I am the woman with the issue of blood. Except I am the woman with the issue of doubt. I am the woman with the issue of sin, with the issue of flesh, with the issue of forgetfulness. I am a woman who wants to snap my arms shut and protect, fold my arms tight around this chest to guard my heart that is still so raw and exposed from being broken. I want to gather these children to myself and shelter them from the ugly hurt of this world.
But I can’t fold my arms and simultaneously reach out for my Savior. I reach for Him and I have no choice but to fling my arms wide again. I reach for Betty’s hand and I know, just like that woman, I must seek Him. I must know Him. “If only I touch His cloak…”
And do you know what? He isn’t out of reach. I stretch out my arm and I realize that He is right here, just two steps in front of me, clearing the way. The sweet promises of Isaiah flood my mind, “His robe filled the temple.” I reach and I feel that His hem is wide, enough for me and for you and today and tomorrow. Enough to fill and enough to overflow.
Some time last week in the too-early hours of the morning, I asked God why He allowed me to believe so strongly that Katherine would live when she wasn’t actually going to. I can usually get a pretty good sense for those things. It is hard for me to think that My Father saw me in my hope, He knew I was believing, and He simultaneously knew the ending. I think He answered that He gave me the grace to believe that she would live so that in her final days she would feel hope and high spirits all around her, so that she would feel that she was fought for and that she was worth the fight. She was worth it.
Its His message to us on the cross and it is His message to the woman with the issue of blood as He stoops down to look into her eyes, to speak to her, to meet her need: “You are worth it.” And I want it to be my message to these hurting that He brings into our lives: You, you are worth it. We are for you. He is for you.
I want my life to be found in chasing after Him and I want my arms to be filled, not just reaching for, but gathering in the hem of Jesus. His robe fills the temple. His glory fills the earth. I want my arms to be filled with gathering His grace, His love, His goodness. I want to follow Him wherever He is going and be so full of Him that He is overflowing out of my arms, out of my very life. Even when it means reaching out my hand with a smile to a situation that might hurt, will hurt.  He gave me the grace to hope. And so I am asking that He would give more grace, again, even if it is harder to grasp this time. Grace to feel joy and grace to hope for life and grace to fight hard, because people are worth the fight. Grace to have arms so filled with Him that they have to remain open, and that He spills out.

Sunday, April 14, 2013

John 1:4-5
(4)  In Him was life, and the life was the light of men.
(5)  And the light shines in the darkness, and the darkness did not overtake it.
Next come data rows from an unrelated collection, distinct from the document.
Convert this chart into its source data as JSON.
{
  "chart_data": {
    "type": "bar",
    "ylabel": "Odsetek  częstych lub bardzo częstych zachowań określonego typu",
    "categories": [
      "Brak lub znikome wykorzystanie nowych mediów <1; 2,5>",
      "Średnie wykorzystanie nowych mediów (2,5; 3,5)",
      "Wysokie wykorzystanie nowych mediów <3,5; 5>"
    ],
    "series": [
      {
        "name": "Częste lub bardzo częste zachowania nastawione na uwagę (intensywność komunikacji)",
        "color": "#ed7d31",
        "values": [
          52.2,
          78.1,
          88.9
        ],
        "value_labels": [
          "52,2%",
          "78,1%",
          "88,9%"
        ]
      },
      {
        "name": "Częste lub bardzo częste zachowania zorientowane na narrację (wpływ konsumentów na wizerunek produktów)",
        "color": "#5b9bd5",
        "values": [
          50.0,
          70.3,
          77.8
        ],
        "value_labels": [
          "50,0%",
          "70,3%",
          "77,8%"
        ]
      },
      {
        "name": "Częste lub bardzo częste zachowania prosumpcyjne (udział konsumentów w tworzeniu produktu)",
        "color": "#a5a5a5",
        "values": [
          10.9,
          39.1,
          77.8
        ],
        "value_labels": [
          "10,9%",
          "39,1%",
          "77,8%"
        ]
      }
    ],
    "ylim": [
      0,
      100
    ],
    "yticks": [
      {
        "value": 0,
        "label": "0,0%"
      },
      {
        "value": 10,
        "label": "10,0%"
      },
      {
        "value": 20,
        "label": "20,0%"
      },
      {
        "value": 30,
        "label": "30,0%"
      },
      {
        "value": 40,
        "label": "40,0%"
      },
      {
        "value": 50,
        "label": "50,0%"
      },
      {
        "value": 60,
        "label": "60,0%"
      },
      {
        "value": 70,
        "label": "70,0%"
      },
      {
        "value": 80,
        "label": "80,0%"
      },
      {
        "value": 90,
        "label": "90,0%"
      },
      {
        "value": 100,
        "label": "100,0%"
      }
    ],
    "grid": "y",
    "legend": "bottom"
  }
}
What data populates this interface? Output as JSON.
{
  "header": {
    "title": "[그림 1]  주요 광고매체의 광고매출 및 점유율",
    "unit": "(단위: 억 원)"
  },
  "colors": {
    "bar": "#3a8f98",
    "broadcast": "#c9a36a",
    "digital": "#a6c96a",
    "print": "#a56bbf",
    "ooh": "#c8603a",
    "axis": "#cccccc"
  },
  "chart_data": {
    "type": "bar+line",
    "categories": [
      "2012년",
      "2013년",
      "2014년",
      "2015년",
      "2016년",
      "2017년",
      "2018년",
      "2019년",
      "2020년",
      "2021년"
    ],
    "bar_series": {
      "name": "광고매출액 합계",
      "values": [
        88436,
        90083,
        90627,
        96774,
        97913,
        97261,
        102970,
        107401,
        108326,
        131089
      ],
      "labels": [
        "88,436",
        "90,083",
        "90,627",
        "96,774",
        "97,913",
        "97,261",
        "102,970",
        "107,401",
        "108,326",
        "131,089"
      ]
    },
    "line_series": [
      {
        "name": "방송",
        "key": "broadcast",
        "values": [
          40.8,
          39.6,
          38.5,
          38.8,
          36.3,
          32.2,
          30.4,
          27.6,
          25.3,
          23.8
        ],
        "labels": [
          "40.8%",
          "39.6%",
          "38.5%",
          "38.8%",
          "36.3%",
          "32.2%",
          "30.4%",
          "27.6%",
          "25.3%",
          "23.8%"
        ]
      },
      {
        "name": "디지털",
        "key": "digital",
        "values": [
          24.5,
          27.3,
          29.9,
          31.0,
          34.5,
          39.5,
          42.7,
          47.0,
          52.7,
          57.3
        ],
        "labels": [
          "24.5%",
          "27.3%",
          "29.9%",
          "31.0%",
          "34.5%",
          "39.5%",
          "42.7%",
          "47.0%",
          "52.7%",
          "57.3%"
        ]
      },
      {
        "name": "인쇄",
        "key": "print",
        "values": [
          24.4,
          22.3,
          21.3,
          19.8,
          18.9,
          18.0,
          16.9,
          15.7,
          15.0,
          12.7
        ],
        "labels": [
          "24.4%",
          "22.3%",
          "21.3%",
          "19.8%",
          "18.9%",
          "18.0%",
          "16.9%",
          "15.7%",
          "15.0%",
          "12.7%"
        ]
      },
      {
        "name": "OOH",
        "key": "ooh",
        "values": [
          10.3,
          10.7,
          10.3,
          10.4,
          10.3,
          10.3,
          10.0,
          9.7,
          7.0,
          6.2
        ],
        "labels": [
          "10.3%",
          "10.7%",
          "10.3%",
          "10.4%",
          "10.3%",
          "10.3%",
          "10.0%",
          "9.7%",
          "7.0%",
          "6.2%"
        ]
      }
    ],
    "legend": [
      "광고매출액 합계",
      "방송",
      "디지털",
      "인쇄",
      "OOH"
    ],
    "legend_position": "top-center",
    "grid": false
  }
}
 As Spring brings forth new life, as will the light of all men. Jesus is the light of life. May our Lord shine through our live this Spring, so that darkness maybe conquered. Life is not defined in years, but by action. Shine as if this day were your last. Tomorrow will come fast enough. 

Saturday, March 16, 2013

Watch the Lamb



 Easter is quickly approaching. The Lamb who takes away the sins of the word will be celebrated around the world. May we truly worship the One who made all things possible. Jesus gave us everything, may our lives be hidden with His.